Minggu, 29 November 2020

Petinggi Sunda Empire Tak Mau Disamakan Kerajaan Baru Lain, Kenapa?

Petinggi Sunda Empire menyebut Kerajaan Agung Sejagat menyalahi aturan mereka.

Agung Pratnyawan
cloud_download Baca offline
Sunda Empire. (ist)
Sunda Empire. (ist)

Hitekno.com - Setelah Kerajaan Agung Sejagat, kemunculan Sunda Empire juga tak kalah bikin geger netizen di media sosial. Namun petinggi Sunda Empire tak mau mereka disamakan, termasuk kerajaan baru lainnya.

Petinggi Sunda Empire, Rangga Sasana menegaskan bahwa Sunda Empire tidak sama dengan Kerajaan Agung Sejagat. Ia mengkalim Sunda Empire telah ada sejak masa Alexander the Great.

Hal ini disampaikannya Rangga saat hadir dalam acara ILC TV One yang bertajuk Siapa di Balik Raja-raja Baru yang tayang pada Selasa (21/1/2020) malam.

"(Sunda Empire) ada dari zaman 324 sebelum masehi itu sudah ada," kata Rangga Sasana seperti dikutip Suara.com, Rabu (22/1/2020).

Ia melanjutkan, "Jadi faktor keberadaan Sunda Empire itu jangan disamakan dengan keraton-keraton yang muncul tadi.
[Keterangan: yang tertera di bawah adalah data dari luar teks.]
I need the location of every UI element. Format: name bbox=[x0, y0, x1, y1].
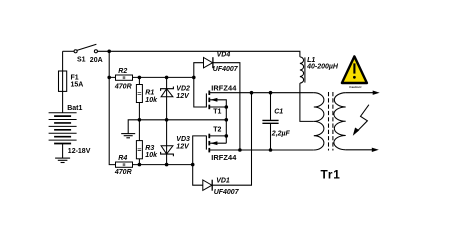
svg-text:12-18V: 12-18V bbox=[68, 148, 91, 155]
svg-text:T2: T2 bbox=[213, 127, 221, 134]
svg-text:20A: 20A bbox=[90, 57, 103, 64]
svg-text:R3: R3 bbox=[145, 145, 154, 152]
svg-text:470R: 470R bbox=[114, 83, 132, 90]
svg-text:VD2: VD2 bbox=[176, 86, 190, 93]
svg-text:R4: R4 bbox=[118, 155, 127, 162]
svg-text:Tr1: Tr1 bbox=[321, 168, 341, 182]
svg-text:R1: R1 bbox=[145, 90, 154, 97]
svg-text:Bat1: Bat1 bbox=[67, 105, 82, 112]
svg-text:VD4: VD4 bbox=[217, 52, 231, 59]
svg-text:UF4007: UF4007 bbox=[213, 66, 239, 73]
svg-text:15A: 15A bbox=[71, 81, 84, 88]
svg-text:R2: R2 bbox=[118, 68, 127, 75]
svg-text:VD1: VD1 bbox=[216, 178, 230, 185]
svg-text:S1: S1 bbox=[77, 56, 86, 63]
svg-text:Caution!: Caution! bbox=[349, 85, 361, 89]
svg-text:10k: 10k bbox=[145, 152, 158, 159]
svg-text:470R: 470R bbox=[114, 169, 132, 176]
svg-text:12V: 12V bbox=[176, 93, 190, 100]
svg-text:10k: 10k bbox=[145, 97, 158, 104]
svg-text:12V: 12V bbox=[176, 143, 190, 150]
svg-text:C1: C1 bbox=[274, 108, 283, 115]
svg-text:T1: T1 bbox=[213, 108, 221, 115]
svg-text:VD3: VD3 bbox=[176, 136, 190, 143]
svg-text:UF4007: UF4007 bbox=[214, 189, 240, 196]
svg-text:IRFZ44: IRFZ44 bbox=[211, 153, 237, 162]
svg-text:40-200µH: 40-200µH bbox=[306, 64, 339, 71]
svg-text:IRFZ44: IRFZ44 bbox=[211, 84, 237, 93]
svg-text:2,2µF: 2,2µF bbox=[271, 130, 291, 137]
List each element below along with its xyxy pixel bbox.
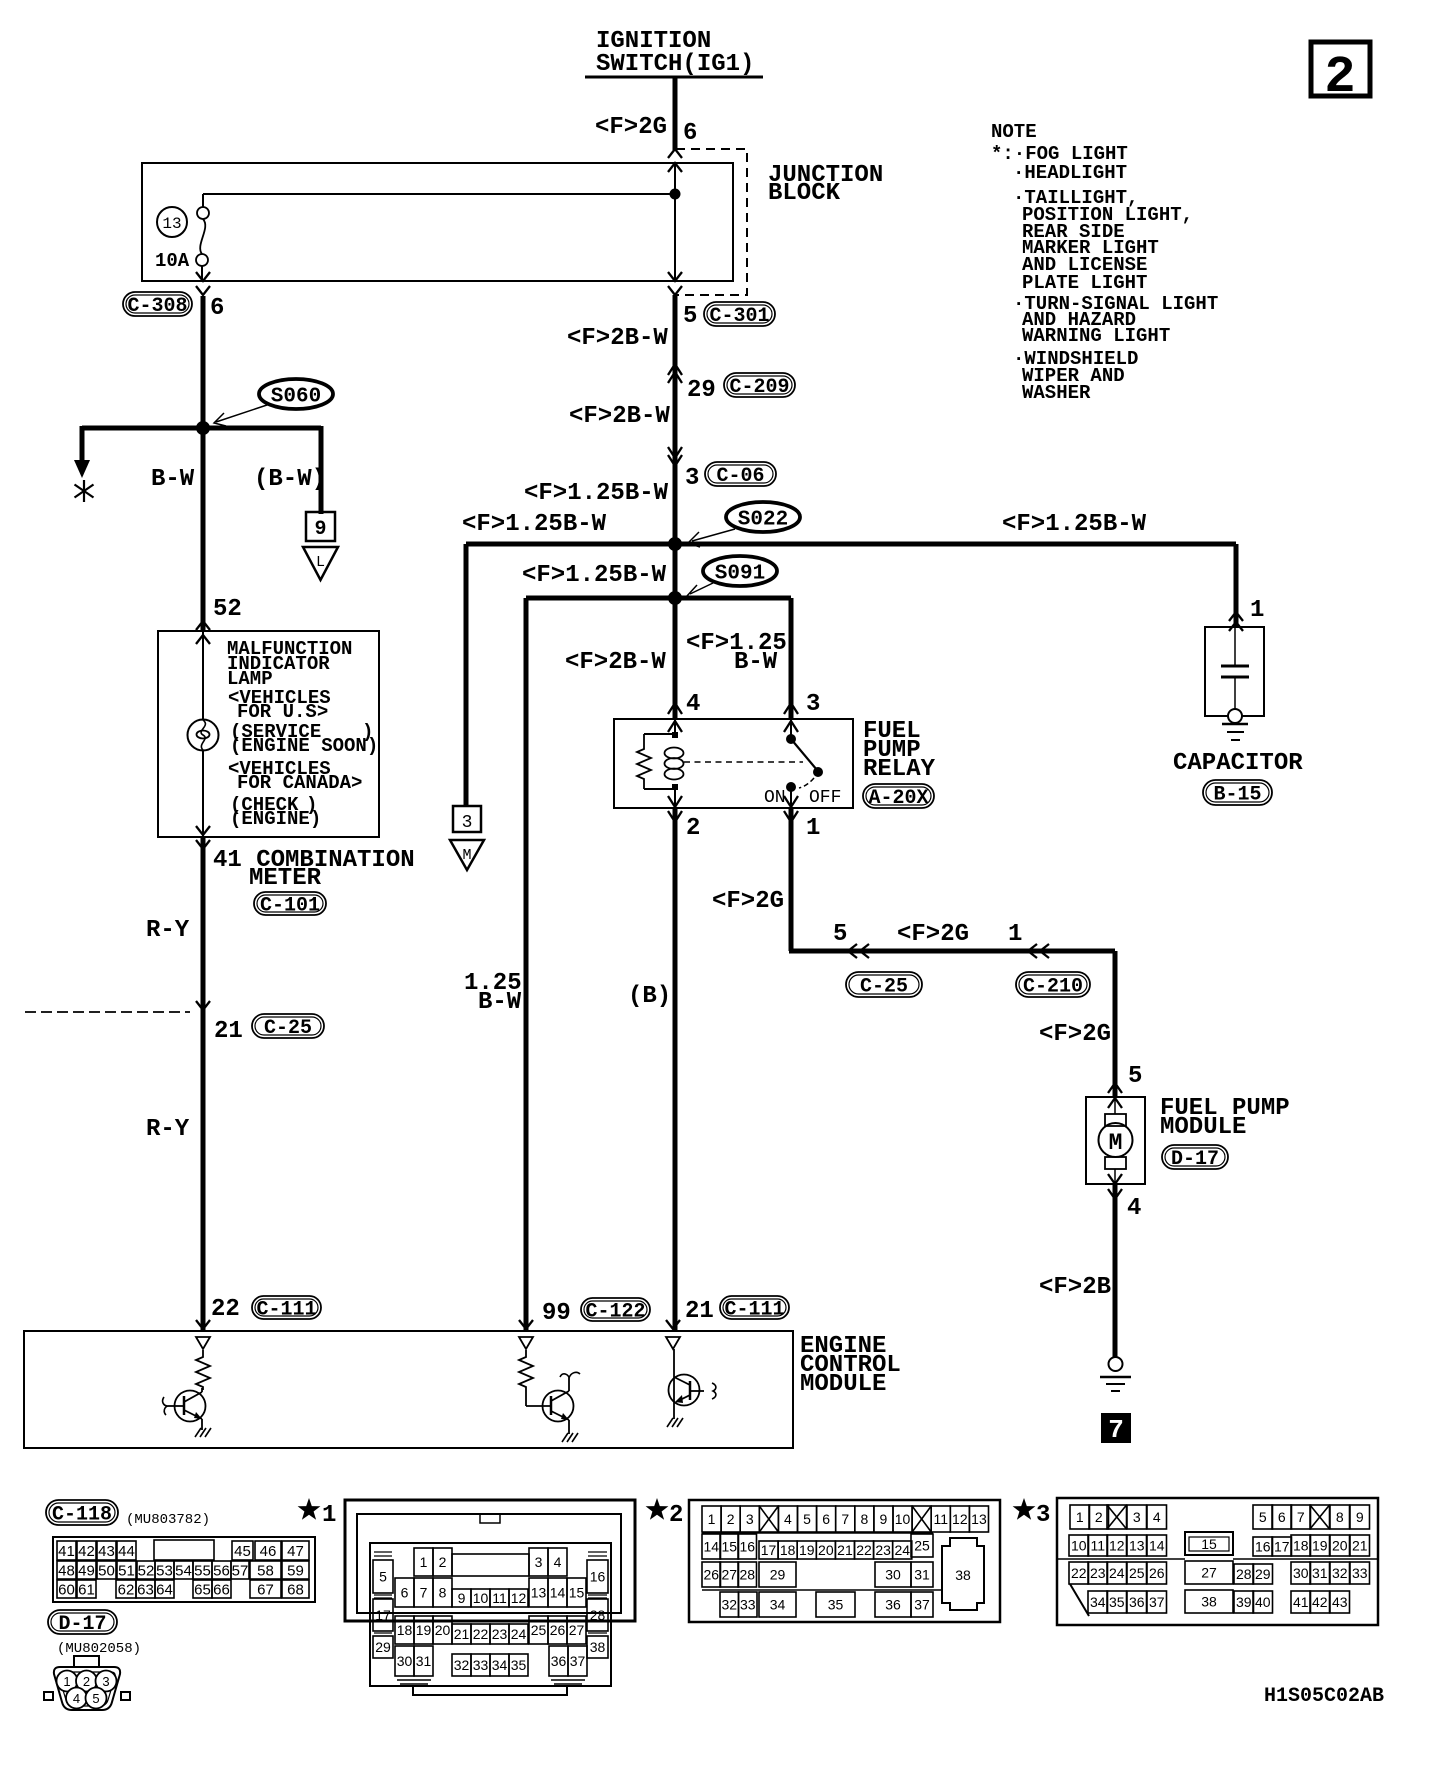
svg-text:38: 38 xyxy=(1201,1594,1217,1610)
connector C-308 pin 6 xyxy=(123,292,224,322)
svg-text:24: 24 xyxy=(894,1542,910,1558)
wire label (F)1.25B-W above S091 xyxy=(522,562,667,589)
svg-text:32: 32 xyxy=(721,1597,737,1613)
svg-text:(ENGINE SOON): (ENGINE SOON) xyxy=(230,735,378,757)
capacitor ground xyxy=(1222,724,1248,740)
splice S091 xyxy=(687,556,777,599)
chevron into ECM pin 22 xyxy=(196,1320,210,1329)
svg-text:6: 6 xyxy=(401,1585,409,1601)
svg-text:5: 5 xyxy=(683,303,697,330)
chevrons at C-209 xyxy=(668,364,682,383)
svg-text:5: 5 xyxy=(1259,1509,1267,1525)
svg-text:B-15: B-15 xyxy=(1213,784,1261,807)
svg-text:4: 4 xyxy=(73,1691,80,1706)
svg-text:27: 27 xyxy=(569,1622,585,1638)
svg-text:3: 3 xyxy=(535,1554,543,1570)
svg-text:43: 43 xyxy=(98,1543,115,1560)
svg-text:9: 9 xyxy=(1356,1509,1364,1525)
ECM pin 99 input triangle xyxy=(519,1337,533,1349)
fuel pump relay label xyxy=(863,718,936,783)
drawing number xyxy=(1264,1685,1384,1708)
ECM circuit resistor (pin99) xyxy=(519,1350,533,1391)
svg-text:29: 29 xyxy=(770,1567,786,1583)
harness boundary dashed line xyxy=(25,1011,190,1013)
svg-text:12: 12 xyxy=(511,1590,527,1606)
svg-text:16: 16 xyxy=(590,1569,606,1585)
svg-text:12: 12 xyxy=(952,1511,968,1527)
svg-text:45: 45 xyxy=(234,1543,251,1560)
splice S022 xyxy=(688,502,800,547)
relay coil windings xyxy=(665,748,684,780)
junction block box xyxy=(142,163,733,281)
svg-text:20: 20 xyxy=(1332,1538,1348,1554)
svg-text:S091: S091 xyxy=(715,563,765,586)
connector D-17 label (bottom) xyxy=(48,1610,117,1636)
S022 horizontal wire xyxy=(466,542,1236,547)
relay pin 2 xyxy=(668,796,700,842)
svg-text:62: 62 xyxy=(118,1581,135,1598)
svg-text:<F>2G: <F>2G xyxy=(1039,1021,1111,1048)
svg-text:8: 8 xyxy=(439,1585,447,1601)
wire label (F)1.25B-W right segment xyxy=(1002,511,1147,538)
svg-text:7: 7 xyxy=(420,1585,428,1601)
svg-text:7: 7 xyxy=(1297,1509,1305,1525)
svg-text:S060: S060 xyxy=(271,386,321,409)
svg-text:(MU802058): (MU802058) xyxy=(57,1641,141,1657)
triangle terminal L xyxy=(303,547,338,580)
svg-text:29: 29 xyxy=(1255,1566,1271,1582)
combination meter label pin 41 xyxy=(213,847,415,892)
svg-text:BLOCK: BLOCK xyxy=(768,180,841,207)
star2 connector drawing xyxy=(689,1500,1000,1622)
svg-text:11: 11 xyxy=(1090,1538,1105,1554)
fuel pump relay box xyxy=(614,719,853,808)
svg-text:19: 19 xyxy=(416,1622,432,1638)
svg-text:49: 49 xyxy=(78,1562,95,1579)
main wire C-301 down to fuel pump relay xyxy=(673,295,678,719)
chevrons wire into MIL box xyxy=(196,621,210,644)
junction node dot in junction block xyxy=(670,189,680,199)
wire S060 horizontal xyxy=(82,426,321,431)
chevron at C-25 crossing xyxy=(196,1001,210,1010)
svg-text:31: 31 xyxy=(1312,1565,1328,1581)
svg-text:68: 68 xyxy=(287,1581,304,1598)
svg-text:51: 51 xyxy=(118,1562,135,1579)
svg-text:34: 34 xyxy=(770,1597,786,1613)
svg-text:1: 1 xyxy=(1076,1509,1084,1525)
svg-text:1: 1 xyxy=(63,1674,70,1689)
connector C-25 (right) xyxy=(846,972,922,999)
capacitor box xyxy=(1205,627,1264,716)
wire inside junction block xyxy=(674,163,676,281)
svg-text:41: 41 xyxy=(58,1543,75,1560)
svg-text:1: 1 xyxy=(806,815,820,842)
svg-text:61: 61 xyxy=(78,1581,95,1598)
svg-text:C-06: C-06 xyxy=(716,465,764,488)
svg-text:5: 5 xyxy=(1128,1063,1142,1090)
svg-text:NOTE: NOTE xyxy=(991,121,1037,143)
svg-text:7: 7 xyxy=(1108,1415,1124,1445)
chevrons capacitor pin 1 xyxy=(1229,597,1264,631)
wire label (F)2B xyxy=(1039,1274,1111,1301)
svg-text:13: 13 xyxy=(971,1511,987,1527)
wire inside MIL box xyxy=(202,631,204,837)
svg-text:43: 43 xyxy=(1332,1594,1348,1610)
pin 52 combination meter xyxy=(213,596,242,623)
wire ignition switch to junction block xyxy=(673,78,678,150)
svg-text:54: 54 xyxy=(175,1562,192,1579)
MIL text block xyxy=(227,638,378,830)
svg-text:4: 4 xyxy=(1153,1509,1161,1525)
star1 connector drawing xyxy=(345,1500,635,1695)
svg-text:D-17: D-17 xyxy=(1171,1148,1219,1171)
svg-text:8: 8 xyxy=(1336,1509,1344,1525)
svg-text:23: 23 xyxy=(492,1626,508,1642)
svg-text:2: 2 xyxy=(439,1554,447,1570)
ECM pin 22 input triangle xyxy=(196,1337,210,1349)
svg-text:MODULE: MODULE xyxy=(1160,1114,1246,1141)
svg-text:METER: METER xyxy=(249,865,322,892)
svg-text:7: 7 xyxy=(841,1511,849,1527)
capacitor symbol xyxy=(1221,627,1249,723)
chevrons wire leaving MIL box xyxy=(196,826,210,849)
svg-text:4: 4 xyxy=(784,1511,792,1527)
junction dot S091 xyxy=(669,592,682,605)
svg-text:26: 26 xyxy=(550,1622,566,1638)
svg-text:59: 59 xyxy=(287,1562,304,1579)
svg-text:34: 34 xyxy=(1090,1594,1106,1610)
svg-text:OFF: OFF xyxy=(809,788,841,808)
svg-text:64: 64 xyxy=(156,1581,173,1598)
svg-text:H1S05C02AB: H1S05C02AB xyxy=(1264,1685,1384,1708)
svg-text:30: 30 xyxy=(397,1653,413,1669)
svg-text:13: 13 xyxy=(1129,1538,1145,1554)
ECM circuit resistor (pin22) xyxy=(196,1350,210,1390)
connector C-06 pin 3 xyxy=(685,462,776,492)
svg-text:<F>1.25B-W: <F>1.25B-W xyxy=(522,562,667,589)
svg-text:CAPACITOR: CAPACITOR xyxy=(1173,750,1303,777)
svg-text:17: 17 xyxy=(375,1607,391,1623)
svg-text:2: 2 xyxy=(1095,1509,1103,1525)
svg-text:4: 4 xyxy=(554,1554,562,1570)
svg-text:34: 34 xyxy=(492,1657,508,1673)
svg-text:33: 33 xyxy=(740,1597,756,1613)
svg-text:27: 27 xyxy=(1201,1565,1217,1581)
relay ON OFF labels xyxy=(764,788,841,808)
svg-text:(ENGINE): (ENGINE) xyxy=(230,808,321,830)
svg-text:14: 14 xyxy=(1149,1538,1165,1554)
svg-text:3: 3 xyxy=(746,1511,754,1527)
wire relay pin 2 down to ECM pin 21 xyxy=(673,808,678,1331)
relay switch contacts xyxy=(787,719,823,808)
relay pin 4 xyxy=(668,691,700,732)
svg-text:3: 3 xyxy=(1036,1502,1050,1529)
svg-text:38: 38 xyxy=(955,1567,971,1583)
connector D-17 (diagram) xyxy=(1162,1145,1228,1171)
engine control module label xyxy=(800,1333,901,1398)
wire C-308 down to S060 and MIL xyxy=(201,296,206,631)
svg-text:25: 25 xyxy=(1129,1565,1145,1581)
NOTE list xyxy=(991,121,1218,404)
chevron into ECM pin 99 xyxy=(519,1320,533,1329)
wire label R-Y lower xyxy=(146,1116,190,1143)
connector C-122 pin 99 xyxy=(542,1298,650,1327)
svg-text:2: 2 xyxy=(83,1674,90,1689)
fuel pump module label xyxy=(1160,1095,1290,1141)
ECM transistor Q2 xyxy=(526,1372,580,1434)
pin 1 label xyxy=(1008,921,1022,948)
svg-text:24: 24 xyxy=(511,1626,527,1642)
junction block dashed extension xyxy=(676,149,747,295)
svg-text:1: 1 xyxy=(420,1554,428,1570)
svg-text:21: 21 xyxy=(214,1018,243,1045)
svg-text:56: 56 xyxy=(213,1562,230,1579)
svg-text:19: 19 xyxy=(799,1542,815,1558)
ground ECM circuit 3 xyxy=(667,1418,683,1427)
svg-text:C-25: C-25 xyxy=(860,976,908,999)
svg-text:·HEADLIGHT: ·HEADLIGHT xyxy=(1013,162,1127,184)
svg-text:<F>2G: <F>2G xyxy=(897,921,969,948)
svg-text:FOR U.S>: FOR U.S> xyxy=(237,701,328,723)
svg-text:8: 8 xyxy=(860,1511,868,1527)
svg-text:FOR CANADA>: FOR CANADA> xyxy=(237,772,362,794)
svg-text:31: 31 xyxy=(914,1567,930,1583)
svg-text:R-Y: R-Y xyxy=(146,917,190,944)
svg-text:12: 12 xyxy=(1109,1538,1125,1554)
wire label B-W upper xyxy=(151,466,195,493)
svg-text:6: 6 xyxy=(210,295,224,322)
wire combination meter down to ECM xyxy=(201,837,206,1331)
svg-text:9: 9 xyxy=(880,1511,888,1527)
relay actuation dashed link xyxy=(684,761,803,763)
svg-text:17: 17 xyxy=(1274,1539,1290,1555)
svg-text:<F>2B-W: <F>2B-W xyxy=(569,403,670,430)
svg-text:37: 37 xyxy=(1149,1594,1165,1610)
svg-text:36: 36 xyxy=(1129,1594,1145,1610)
connector C-301 pin 5 xyxy=(683,302,775,330)
svg-text:<F>2B-W: <F>2B-W xyxy=(565,649,666,676)
svg-text:1: 1 xyxy=(322,1502,336,1529)
svg-text:31: 31 xyxy=(416,1653,432,1669)
wire label (F)2G at relay pin1 xyxy=(712,888,784,915)
svg-text:66: 66 xyxy=(213,1581,230,1598)
svg-text:65: 65 xyxy=(194,1581,211,1598)
svg-text:60: 60 xyxy=(58,1581,75,1598)
svg-text:26: 26 xyxy=(1149,1565,1165,1581)
svg-text:30: 30 xyxy=(1293,1565,1309,1581)
svg-text:3: 3 xyxy=(1133,1509,1141,1525)
svg-text:40: 40 xyxy=(1255,1594,1271,1610)
svg-text:33: 33 xyxy=(473,1657,489,1673)
svg-text:3: 3 xyxy=(102,1674,109,1689)
wire S091 to relay pin 3 xyxy=(789,598,794,719)
fuel pump module pin 4 xyxy=(1108,1174,1141,1222)
wire label (F)2G horizontal xyxy=(897,921,969,948)
svg-text:50: 50 xyxy=(98,1562,115,1579)
svg-text:<F>2B: <F>2B xyxy=(1039,1274,1111,1301)
svg-text:35: 35 xyxy=(1109,1594,1125,1610)
wire label (F)2B-W to relay pin4 xyxy=(565,649,666,676)
svg-text:41: 41 xyxy=(1293,1594,1309,1610)
svg-text:1: 1 xyxy=(1250,597,1264,624)
chevrons wire leaving junction block bottom (left/fuse) xyxy=(196,272,210,295)
svg-text:5: 5 xyxy=(833,921,847,948)
connector C-111 pin 22 xyxy=(211,1296,321,1323)
relay coil branch wires xyxy=(644,719,678,808)
svg-text:<F>1.25B-W: <F>1.25B-W xyxy=(1002,511,1147,538)
svg-text:39: 39 xyxy=(1236,1594,1252,1610)
connector C-101 xyxy=(254,892,326,918)
svg-text:<F>2B-W: <F>2B-W xyxy=(567,325,668,352)
svg-text:M: M xyxy=(1109,1130,1123,1156)
connector A-20X xyxy=(863,784,934,810)
svg-text:C-111: C-111 xyxy=(256,1299,316,1322)
wire label 1.25 B-W xyxy=(464,970,522,1016)
svg-text:25: 25 xyxy=(914,1538,930,1554)
svg-text:22: 22 xyxy=(856,1542,872,1558)
svg-text:42: 42 xyxy=(1312,1594,1328,1610)
fuse symbol xyxy=(196,194,209,281)
svg-text:52: 52 xyxy=(138,1562,155,1579)
svg-text:23: 23 xyxy=(1090,1565,1106,1581)
indicator lamp symbol xyxy=(188,720,219,751)
svg-text:C-210: C-210 xyxy=(1023,976,1083,999)
svg-text:35: 35 xyxy=(511,1657,527,1673)
C-118 part number xyxy=(126,1512,210,1528)
chevrons wire entering junction block xyxy=(668,149,682,172)
D-17 connector drawing xyxy=(44,1656,130,1710)
connector C-118 label xyxy=(46,1500,118,1527)
svg-text:27: 27 xyxy=(721,1567,737,1583)
svg-text:15: 15 xyxy=(1201,1536,1217,1552)
svg-text:(B): (B) xyxy=(628,983,671,1010)
svg-text:15: 15 xyxy=(721,1539,737,1555)
ECM transistor Q3 xyxy=(669,1349,716,1419)
star 2 marker xyxy=(646,1498,684,1529)
relay pin 1 xyxy=(784,796,820,842)
svg-text:20: 20 xyxy=(435,1622,451,1638)
svg-text:9: 9 xyxy=(458,1590,466,1606)
svg-text:21: 21 xyxy=(454,1626,470,1642)
svg-text:C-122: C-122 xyxy=(585,1301,645,1324)
relay coil resistor xyxy=(637,734,651,789)
svg-text:5: 5 xyxy=(92,1691,99,1706)
svg-text:19: 19 xyxy=(1312,1538,1328,1554)
D-17 part number xyxy=(57,1641,141,1657)
ignition switch (IG1) label xyxy=(585,28,763,78)
svg-text:4: 4 xyxy=(1127,1195,1141,1222)
svg-text:33: 33 xyxy=(1352,1565,1368,1581)
svg-text:1: 1 xyxy=(708,1511,716,1527)
svg-text:B-W: B-W xyxy=(151,466,195,493)
svg-text:28: 28 xyxy=(1236,1566,1252,1582)
svg-text:29: 29 xyxy=(375,1639,391,1655)
svg-text:11: 11 xyxy=(492,1590,507,1606)
wire fuel pump to ground xyxy=(1113,1184,1118,1357)
svg-text:B-W: B-W xyxy=(478,989,522,1016)
svg-text:3: 3 xyxy=(806,691,820,718)
svg-text:L: L xyxy=(316,554,325,571)
connector B-15 xyxy=(1203,780,1272,807)
svg-text:2: 2 xyxy=(1324,48,1355,107)
chevrons at C-210 crossing xyxy=(1028,944,1049,958)
svg-text:6: 6 xyxy=(822,1511,830,1527)
chevrons wire leaving junction block bottom (main) xyxy=(668,272,682,295)
connector C-209 pin 29 xyxy=(687,373,795,404)
junction block label xyxy=(768,162,883,207)
connector C-210 xyxy=(1016,972,1090,999)
svg-text:S022: S022 xyxy=(738,509,788,532)
wire label (F)2G xyxy=(595,114,667,141)
svg-text:10: 10 xyxy=(1071,1538,1087,1554)
svg-text:15: 15 xyxy=(569,1585,585,1601)
svg-text:(B-W): (B-W) xyxy=(254,466,326,493)
svg-text:6: 6 xyxy=(1278,1509,1286,1525)
wire label (F)2G vertical xyxy=(1039,1021,1111,1048)
svg-text:55: 55 xyxy=(194,1562,211,1579)
svg-text:37: 37 xyxy=(570,1653,586,1669)
asterisk note marker xyxy=(75,480,94,502)
chevron into ECM pin 21 xyxy=(666,1320,680,1329)
svg-text:36: 36 xyxy=(885,1597,901,1613)
svg-text:18: 18 xyxy=(397,1622,413,1638)
chevrons at C-06 xyxy=(668,447,682,466)
svg-text:25: 25 xyxy=(531,1622,547,1638)
svg-text:63: 63 xyxy=(137,1581,154,1598)
svg-text:(MU803782): (MU803782) xyxy=(126,1512,210,1528)
svg-text:9: 9 xyxy=(314,518,326,541)
svg-text:46: 46 xyxy=(260,1543,277,1560)
svg-text:C-209: C-209 xyxy=(729,376,789,399)
wire S022 branch down to terminal 3/M xyxy=(464,544,469,806)
svg-text:57: 57 xyxy=(232,1562,249,1579)
svg-text:C-301: C-301 xyxy=(709,305,769,328)
wire label (F)1.25B-W left of S022 line xyxy=(462,511,607,538)
svg-text:28: 28 xyxy=(590,1607,606,1623)
fuse rating 10A xyxy=(155,250,190,272)
svg-text:48: 48 xyxy=(58,1562,75,1579)
fuse 13 circled number xyxy=(157,207,187,237)
svg-text:PLATE LIGHT: PLATE LIGHT xyxy=(1022,272,1147,294)
svg-text:MODULE: MODULE xyxy=(800,1371,886,1398)
svg-text:18: 18 xyxy=(1293,1538,1309,1554)
wire to fog/head lights with arrow xyxy=(74,426,90,478)
svg-text:WASHER: WASHER xyxy=(1022,382,1091,404)
svg-text:37: 37 xyxy=(914,1597,930,1613)
fuel pump motor symbol xyxy=(1099,1097,1133,1184)
svg-text:21: 21 xyxy=(685,1298,714,1325)
svg-text:2: 2 xyxy=(686,815,700,842)
svg-text:99: 99 xyxy=(542,1300,571,1327)
svg-text:58: 58 xyxy=(257,1562,274,1579)
connector C-25 pin 21 (left) xyxy=(214,1014,324,1045)
svg-text:4: 4 xyxy=(686,691,700,718)
svg-text:38: 38 xyxy=(590,1639,606,1655)
svg-text:D-17: D-17 xyxy=(58,1613,106,1636)
engine control module box xyxy=(24,1331,793,1448)
svg-text:53: 53 xyxy=(156,1562,173,1579)
svg-text:14: 14 xyxy=(703,1539,719,1555)
star 3 marker xyxy=(1013,1498,1051,1529)
svg-text:29: 29 xyxy=(687,377,716,404)
ground ECM circuit 1 xyxy=(195,1428,211,1437)
svg-text:C-308: C-308 xyxy=(127,295,187,318)
triangle terminal M xyxy=(450,840,484,870)
ECM pin 21 input triangle xyxy=(666,1337,680,1349)
svg-text:26: 26 xyxy=(703,1567,719,1583)
svg-text:14: 14 xyxy=(550,1585,566,1601)
splice S060 xyxy=(214,379,333,426)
Ini sebuah sistem tata negara dunia yang ada di internasional."

Rangga Sasana mengaku tidak tahu sama sekali soal kemunculan Kerajaan Agung Sejagat. Ia juga mengaku tidak pernah bertemu secara langsung dengan sosok Totok Santoso yang mengklaim sebagai Raja Kerajaan Agung Sejagat.

"Kalau saudara Toto tadi menyingung soal adanya DEC (Development Committee), saya tidak tahu adanya DEC. Saya tidak tahu wajahnya pak Toto kayak apa," kata Rangga Sasana.

Rangga Sasana, petinggi Sunda Empire di ILC TV One (Screenshot Youtube Indonesia Lawyers Club)
Rangga Sasana, petinggi Sunda Empire di ILC TV One (Screenshot Youtube Indonesia Lawyers Club)

 

Menurutnya, Kerajaan Agung Sejagat telah menyalahi aturan Sunda Empire.

"Yang saya nilai, posisi saudara Toto dengan keraton agungnya itu adalah sudah menyalahi aturan, di luar sistem Sunda Empire. Jadi harus dihukum," ujar Rangga dengan tegas.

"Sunda Empire sudah menegaskan setelah perang dunia kedua tidak ada satupun negara atau pemerintah yang didirikan tanpa seizin Sunda Empire," imbuhnya.

Kerajaan Agung Sejagat, menurut Rangga Sasana, berdiri tanpa izin Sunda Empire.

Untuk diketahui, Rangga Sasana juga telah memberikan berbagai pernyataan kontroversial lainnya. Ia mengklaim Sunda Empire dapat menghentikan perang nuklir hingga Bill Gates dan Jack Ma akan bergabung dengannya.

"Saya bilang yang bisa hentikan nuklir tidak diledakkan adalah Sunda Empire. Dalam waktu dekat akan diumumkan empire sistem. Jack Ma (pendiri Alibaba) dan Bill Gates (miliuner AS) ada di sana," klaim Rangga Sasana dalam video yang dilihat Suara.com, Minggu (19/1/2020).

Itulah pengakuan Rangga Sasana petinggi Sunda empire yang tak mau disamakan dengan Kerajaan Agung Sejagat dan kerajaan baru lainnya. (Suara.com/ Rifan Aditya).